L’odeur d’antiseptique empoigne la ville


La Traductière sort le trente-sixième numéro d’une revue bien connue et étroitement associée au festival franco-anglais de poésie, qui se tient chaque année au moment du Marché de la Poésie. Fondée par Jacques Rancourt, c’est Linda Maria Baros, elle aussi poète et traductrice, qui en assure maintenant la direction. Elle vient de créer Hashtag, une collection de recueils de poèmes publiés parallèlement à la revue par La Traductière. Elle y accueille les voix de jeunes poètes venus du monde entier, dont celle de Shuhrid Shahidullah, poète du Bangladesh, déjà invité au festival il y a deux ans. Il s’agit d’une anthologie poétique avec des poèmes sélectionnés dans les quatre titres qu’il a déjà publiés. Ils ont été traduits par Linda Maria Baros depuis l’anglais et le bengali, en collaboration avec Shuhrid Shahidullah, qui est également traducteur. Il représente la nouvelle vague littéraire au Bangladesh, notamment avec la revue Shirdanra, (l’épine dorsale), dont il est le coéditeur.

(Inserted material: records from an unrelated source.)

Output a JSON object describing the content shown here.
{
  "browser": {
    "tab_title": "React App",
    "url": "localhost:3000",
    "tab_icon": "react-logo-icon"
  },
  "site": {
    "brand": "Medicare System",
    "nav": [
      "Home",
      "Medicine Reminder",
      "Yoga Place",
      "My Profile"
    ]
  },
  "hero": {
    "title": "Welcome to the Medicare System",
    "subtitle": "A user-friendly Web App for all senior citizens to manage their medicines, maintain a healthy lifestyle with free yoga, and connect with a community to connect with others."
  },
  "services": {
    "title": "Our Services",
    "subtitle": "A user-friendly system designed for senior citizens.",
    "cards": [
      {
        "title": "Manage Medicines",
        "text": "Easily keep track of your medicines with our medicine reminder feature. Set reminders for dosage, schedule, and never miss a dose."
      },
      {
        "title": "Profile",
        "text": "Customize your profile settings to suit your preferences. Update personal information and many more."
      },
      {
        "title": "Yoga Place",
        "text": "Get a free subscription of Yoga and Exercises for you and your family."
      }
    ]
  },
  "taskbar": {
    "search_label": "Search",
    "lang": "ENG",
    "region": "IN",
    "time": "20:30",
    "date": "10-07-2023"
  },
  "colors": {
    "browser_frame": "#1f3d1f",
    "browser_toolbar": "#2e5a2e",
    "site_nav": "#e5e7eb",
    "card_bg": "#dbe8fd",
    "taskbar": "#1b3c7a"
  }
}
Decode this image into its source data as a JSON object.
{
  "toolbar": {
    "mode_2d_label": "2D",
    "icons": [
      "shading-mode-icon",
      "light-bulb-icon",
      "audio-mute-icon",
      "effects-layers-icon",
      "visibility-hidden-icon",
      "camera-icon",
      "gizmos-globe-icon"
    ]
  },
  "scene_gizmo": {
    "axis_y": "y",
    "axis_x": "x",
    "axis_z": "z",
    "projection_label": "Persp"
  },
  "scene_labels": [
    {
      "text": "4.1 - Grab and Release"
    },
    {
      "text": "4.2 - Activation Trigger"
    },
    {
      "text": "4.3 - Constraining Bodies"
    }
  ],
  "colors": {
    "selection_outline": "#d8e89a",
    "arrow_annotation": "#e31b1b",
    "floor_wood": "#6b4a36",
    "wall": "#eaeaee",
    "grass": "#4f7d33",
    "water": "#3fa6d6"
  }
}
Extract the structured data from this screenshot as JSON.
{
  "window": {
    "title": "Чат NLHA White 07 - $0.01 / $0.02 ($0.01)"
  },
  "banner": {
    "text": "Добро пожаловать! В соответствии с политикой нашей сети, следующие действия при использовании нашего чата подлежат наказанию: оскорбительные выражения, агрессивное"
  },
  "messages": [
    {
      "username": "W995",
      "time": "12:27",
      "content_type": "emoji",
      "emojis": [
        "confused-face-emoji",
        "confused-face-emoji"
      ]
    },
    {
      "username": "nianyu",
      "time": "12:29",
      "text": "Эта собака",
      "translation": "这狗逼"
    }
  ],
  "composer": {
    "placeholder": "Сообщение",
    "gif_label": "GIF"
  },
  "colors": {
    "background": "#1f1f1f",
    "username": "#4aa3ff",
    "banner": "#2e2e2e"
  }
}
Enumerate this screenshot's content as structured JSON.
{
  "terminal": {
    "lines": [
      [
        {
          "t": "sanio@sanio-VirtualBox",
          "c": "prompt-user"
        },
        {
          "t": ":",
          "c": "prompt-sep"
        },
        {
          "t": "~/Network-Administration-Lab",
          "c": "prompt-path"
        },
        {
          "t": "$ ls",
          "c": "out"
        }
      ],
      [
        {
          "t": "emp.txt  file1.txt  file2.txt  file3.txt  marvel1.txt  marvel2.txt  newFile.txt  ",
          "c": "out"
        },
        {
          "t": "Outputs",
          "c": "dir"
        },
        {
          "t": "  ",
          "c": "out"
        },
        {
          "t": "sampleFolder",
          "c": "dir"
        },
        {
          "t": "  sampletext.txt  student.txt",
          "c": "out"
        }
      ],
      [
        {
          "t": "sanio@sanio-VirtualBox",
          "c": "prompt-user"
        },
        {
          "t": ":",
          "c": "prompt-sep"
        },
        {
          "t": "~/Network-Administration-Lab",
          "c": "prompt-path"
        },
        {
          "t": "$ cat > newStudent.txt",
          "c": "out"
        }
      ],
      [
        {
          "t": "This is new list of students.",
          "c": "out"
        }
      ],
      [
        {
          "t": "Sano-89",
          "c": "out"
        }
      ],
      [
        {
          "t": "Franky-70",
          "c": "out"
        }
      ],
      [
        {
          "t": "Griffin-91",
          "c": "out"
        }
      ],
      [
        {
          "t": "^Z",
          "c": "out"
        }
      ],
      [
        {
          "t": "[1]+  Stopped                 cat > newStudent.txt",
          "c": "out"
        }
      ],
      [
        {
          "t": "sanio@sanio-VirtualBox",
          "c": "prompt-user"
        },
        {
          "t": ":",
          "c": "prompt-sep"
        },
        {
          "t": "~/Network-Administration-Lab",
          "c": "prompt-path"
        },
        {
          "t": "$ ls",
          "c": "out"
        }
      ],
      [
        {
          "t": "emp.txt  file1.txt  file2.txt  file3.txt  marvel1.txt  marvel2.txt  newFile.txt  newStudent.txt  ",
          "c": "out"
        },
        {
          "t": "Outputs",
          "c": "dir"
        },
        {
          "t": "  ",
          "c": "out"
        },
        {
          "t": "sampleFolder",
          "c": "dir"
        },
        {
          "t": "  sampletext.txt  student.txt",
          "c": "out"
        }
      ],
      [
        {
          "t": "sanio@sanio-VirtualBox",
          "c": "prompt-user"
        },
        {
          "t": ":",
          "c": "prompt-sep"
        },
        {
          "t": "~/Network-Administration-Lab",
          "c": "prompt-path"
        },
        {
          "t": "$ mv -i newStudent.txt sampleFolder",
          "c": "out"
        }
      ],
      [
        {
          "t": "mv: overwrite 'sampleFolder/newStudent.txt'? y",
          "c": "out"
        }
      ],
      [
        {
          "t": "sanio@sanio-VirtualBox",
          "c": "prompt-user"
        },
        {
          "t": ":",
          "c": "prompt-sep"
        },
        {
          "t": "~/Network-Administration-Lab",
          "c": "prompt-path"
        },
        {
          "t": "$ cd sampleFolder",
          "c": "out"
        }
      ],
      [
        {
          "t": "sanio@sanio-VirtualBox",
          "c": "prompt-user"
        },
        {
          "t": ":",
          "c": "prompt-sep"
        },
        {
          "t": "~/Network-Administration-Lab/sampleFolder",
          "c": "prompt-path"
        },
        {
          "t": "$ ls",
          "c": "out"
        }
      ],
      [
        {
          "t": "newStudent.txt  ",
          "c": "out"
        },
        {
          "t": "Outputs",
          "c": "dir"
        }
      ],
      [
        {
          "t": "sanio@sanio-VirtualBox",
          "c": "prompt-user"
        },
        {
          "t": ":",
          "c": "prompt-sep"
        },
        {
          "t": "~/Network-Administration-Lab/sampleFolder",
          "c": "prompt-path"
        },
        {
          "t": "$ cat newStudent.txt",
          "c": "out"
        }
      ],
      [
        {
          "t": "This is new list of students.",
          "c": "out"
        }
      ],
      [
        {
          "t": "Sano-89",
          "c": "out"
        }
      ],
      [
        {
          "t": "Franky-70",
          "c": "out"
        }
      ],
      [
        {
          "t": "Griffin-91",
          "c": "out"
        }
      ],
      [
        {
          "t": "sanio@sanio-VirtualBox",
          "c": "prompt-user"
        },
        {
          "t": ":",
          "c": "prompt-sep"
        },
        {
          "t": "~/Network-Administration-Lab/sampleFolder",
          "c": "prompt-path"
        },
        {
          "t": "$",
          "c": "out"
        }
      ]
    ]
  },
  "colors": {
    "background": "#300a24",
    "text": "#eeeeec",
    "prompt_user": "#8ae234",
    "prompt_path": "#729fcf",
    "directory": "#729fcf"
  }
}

L’odeur d’antiseptique empoigne la ville interpelle d’emblée le lecteur avec une grande puissance. « Œil », le premier poème, est dédié aux ouvriers qui ont péri brûlés dans des usines de vêtements. C’est l’un d’eux qui s’adresse à nous, nous qui prenons à peine le temps de lire l’étiquette sur nos T-shirts, parce que nous préférons oublier comment ils ont été fabriqués pour venir jusqu’à nous. « Pourtant, regardez mon corps ; / moi aussi, je vous regarde de mes yeux brûlés. » Appel à ouvrir les yeux, à scruter le monde autour de nous, le poète nous entraîne avec lui dans une exploration de la réalité sans complaisance. « Des histoires indomptables bouillonnent en-dessous du seuil de pauvreté. » La violence et la peur sont la trame d’un monde où le fracas de la guerre n’a pas cessé de se réverbérer, où la mémoire des corps blessés demeure inscrite « dans la jungle marécageuse, ensanglantée ».  C’est aussi une violence dans les rapports humains qui se perpétue d’une génération à l’autre : « Cette marque bien simple, la mienne, tu la portes à / travers ce monde - / où les chiens réincarnés regardent / les filles trop jeunes pour être enceintes. / L’une d’elles est ma mère. »  Il démasque ce qui se cache dans le spectacle des rues. Des êtres chosifiés s’y croisent, hantés par les seuls enjeux de la survie. « Les gens attendent d’être vendus. / Je vois la scène tôt le matin ; /je vais au bureau - je suis sous contrat. »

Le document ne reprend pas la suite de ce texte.